Loading custom audio dataset

Superklez · March 11, 2021, 11:44am

When creating a custom dataset loader like that shown here. Is it advisable to do something like

class CustomDataset(Dataset):
    def __init__(self, csv_file, root_dir):
        self.annotations = pd.read_csv(csv_file)
        self.root_dir = root_dir

    def __len__(self):
        return len(self.annotations)

    def __getitem__(self, index):
        audio_path = os.path.join(self.root_dir, self.annotations.iloc[index, 0])
        target_path = os.path.join(self.root_dir, self.annotations.iloc[index, 1])
        audio, _ = torchaudio.load(audio_path)
        target, _ = torchaudio.load(target_path)
        return audio, target

when both the input and expected output are waveforms?

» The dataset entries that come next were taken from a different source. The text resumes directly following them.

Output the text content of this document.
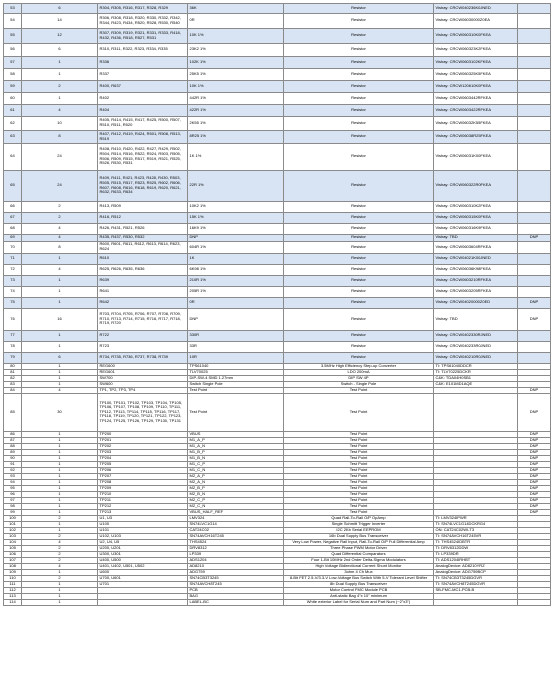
53	6	R304, R305, R316, R317, R328, R329	36K	Resistor	Vishay: CRCW040236K0JNED	
54	14	R306, R308, R318, R320, R330, R332, R342, R344, R423, R434, R520, R528, R530, R540	0R	Resistor	Vishay: CRCW06030000Z0EA	
55	12	R307, R309, R319, R321, R331, R333, R418, R432, R436, R518, R527, R531	10K 1%	Resistor	Vishay: CRCW060310K0FKEA	
56	6	R310, R311, R322, R323, R334, R335	23K2 1%	Resistor	Vishay: CRCW060323K2FKEA	
57	1	R336	102K 1%	Resistor	Vishay: CRCW0603102KFKEA	
58	1	R337	25K5 1%	Resistor	Vishay: CRCW060325K5FKEA	
59	2	R400, R637	10K 1%	Resistor	Vishay: CRCW120610K0FKEA	
60	1	R402	442R 1%	Resistor	Vishay: CRCW0603442RFKEA	
61	4	R404	422R 1%	Resistor	Vishay: CRCW0603422RFKEA	
62	10	R405, R414, R415, R417, R425, R500, R507, R510, R511, R520	2K55 1%	Resistor	Vishay: CRCW06032K55FKEA	
63	8	R407, R412, R419, R424, R501, R508, R513, R519	8R25 1%	Resistor	Vishay: CRCW06038R25FKEA	
64	24	R408, R410, R420, R422, R427, R429, R502, R504, R514, R516, R522, R524, R503, R505, R506, R509, R515, R517, R519, R521, R525, R526, R530, R531	1K 1%	Resistor	Vishay: CRCW06031K00FKEA	
65	24	R409, R411, R421, R423, R428, R430, R503, R505, R515, R517, R523, R525, R602, R606, R607, R608, R616, R618, R619, R620, R621, R632, R633, R634	22R 1%	Resistor	Vishay: CRCW060322R0FKEA	
66	2	R413, R509	10K2 1%	Resistor	Vishay: CRCW060310K2FKEA	
67	2	R416, R512	15K 1%	Resistor	Vishay: CRCW060315K0FKEA	
68	4	R426, R431, R521, R526	16K9 1%	Resistor	Vishay: CRCW060316K9FKEA	
69	4	R435, R437, R530, R532	DNP	Resistor	Vishay: TBD	DNP
70	8	R600, R601, R611, R612, R613, R614, R623, R624	604R 1%	Resistor	Vishay: CRCW0603604RFKEA	
71	1	R610	1K	Resistor	Vishay: CRCW04021K00JNED	
72	4	R625, R626, R635, R636	6K98 1%	Resistor	Vishay: CRCW06036K98FKEA	
73	1	R639	210R 1%	Resistor	Vishay: CRCW0603210RFKEA	
74	1	R641	205R 1%	Resistor	Vishay: CRCW0603205RFKEA	
75	1	R642	0R	Resistor	Vishay: CRCW04020000Z0ED	DNP
76	16	R703, R704, R705, R706, R707, R708, R709, R710, R713, R714, R715, R716, R717, R718, R719, R720	DNP	Resistor	Vishay: TBD	DNP
77	1	R722	330R	Resistor	Vishay: CRCW0402330RJNED	
78	1	R723	33R	Resistor	Vishay: CRCW040233R0JNED	
79	6	R734, R735, R736, R737, R738, R739	10R	Resistor	Vishay: CRCW040210R0JNED	
80	1	REG600	TPS61040	3.5MHz High Efficiency Step-up Converter	TI: TPS61040DDCR	
81	1	REG601	TLV70025	LDO 200mA	TI: TLV70225DCKR	
82	1	SW700	DIP-SW-4 SMD 1.27mm	DIP SW 4P	C&K: TDA04H0SB1	
83	1	SW600	Switch Single Pole	Switch - Single Pole	C&K: E101MD1AQE	
84	4	TP1, TP2, TP3, TP4	Test Point	Test Point		DNP
85	30	TP100, TP101, TP102, TP103, TP104, TP105, TP106, TP107, TP108, TP109, TP110, TP111, TP112, TP113, TP114, TP115, TP116, TP117, TP118, TP119, TP120, TP121, TP122, TP123, TP124, TP125, TP126, TP129, TP130, TP131	Test Point	Test Point		DNP
86	1	TP200	VBUS	Test Point		DNP
87	1	TP201	M1_A_P	Test Point		DNP
88	1	TP202	M1_A_N	Test Point		DNP
89	1	TP203	M1_B_P	Test Point		DNP
90	1	TP204	M1_B_N	Test Point		DNP
91	1	TP205	M1_C_P	Test Point		DNP
92	1	TP206	M1_C_N	Test Point		DNP
93	1	TP207	M2_A_P	Test Point		DNP
94	1	TP208	M2_A_N	Test Point		DNP
95	1	TP209	M2_B_P	Test Point		DNP
96	1	TP210	M2_B_N	Test Point		DNP
97	1	TP211	M2_C_P	Test Point		DNP
98	1	TP212	M2_C_N	Test Point		DNP
99	1	TP213	VBUS_HALF_REF	Test Point		DNP
100	2	U1, U3	LMV324	Quad Rail-To-Rail O/P OpAmp	TI: LMV324IPWR	
101	1	U100	SN74LVC1G14	Single Schmitt Trigger Inverter	TI: SN74LVC1G14DCKRG4	
102	1	U101	CAT24C02	I2C 2Kb Serial EEPROM	ON: CAT24C02WI-T3	
103	2	U102, U103	SN74AVCH16T245	16b Dual Supply Bus Transceiver	TI: SN74AVCH16T245VR	
104	4	U2, U4, U5	THS4524	Very Low Power, Negative Rail Input, Rail-To-Rail O/P Full Differential Amp	TI: THS4524IDBTR	
105	2	U200, U201	DRV8312	Three Phase PWM Motor Driver	TI: DRV8312DDW	
106	2	U300, U301	LP339	Quad Differential Comparators	TI: LP339DR	
107	2	U400, U500	ADS1204	Four 1-Bit 10MHz 2nd Order Delta-Sigma Modulators	TI: ADS1204IRHBT	
108	4	U401, U402, U501, U502	AD8210	High Voltage Bidirectional Current Shunt Monitor	AnalogDevice: AD8210YRZ	
109	1	U600	ADG759	3ohm 4 Ch Mux	AnalogDevice: ADG759BCP	
110	2	U700, U601	SN74CB3T3245	8-Bit FET 2.5-V/3.3-V Low-Voltage Bus Switch With 5-V Tolerant Level Shifter	TI: SN74CB3T3245DGVR	
111	1	U701	SN74AVCH8T245	8b Dual Supply Bus Transceiver	TI: SN74AVCH8T245DGVR	
112	1		PCB	Motor Control FMC Module PCB	SB-FMC-MC1-PCB-B	
113	1		BAG	Anti-static Bag 4"x 10" minimum		
114	1		LABEL-BC	White exterior Label for Serial Num and Part Num (~2"x3")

In my case, I created a csv file that contains the filenames of both audios and I just load the path-like object into torchaudio.load(). Also, how do I ensure that all the audio and target in a batch are of the same length when being loaded?

JuanFMontesinos · March 11, 2021, 12:16pm

Well there are two main possibilities.
One is that you use a fix length of audio. You should make chunks of audio given a sample.
Another option is that you use variable length (typically when using transformers)
In that case you should rewrite dataloader’s collate function.

Superklez · March 11, 2021, 12:33pm

What I implemented was

def batch_pad(batch):
    batch = [item.t() for item in batch]
    batch = torch.nn.utils.rnn.pad_sequence(batch, batch_first=True, padding_value=0.)
    return batch.permute(0, 2, 1)

def collate_fn(batch):
    tensors = []
    targets = []
    
    for waveform, target in batch:
        tensors += [waveform]
        targets += [target]

    tensors = batch_pad(tensors)
    targets = batch_pad(targets)

    return tensors, targets

Or is there some way I can use batch_pad on both tensors and targets together?

JuanFMontesinos · March 12, 2021, 3:17pm

Batch pad just pads the tensors with zeros

What do you mean by together?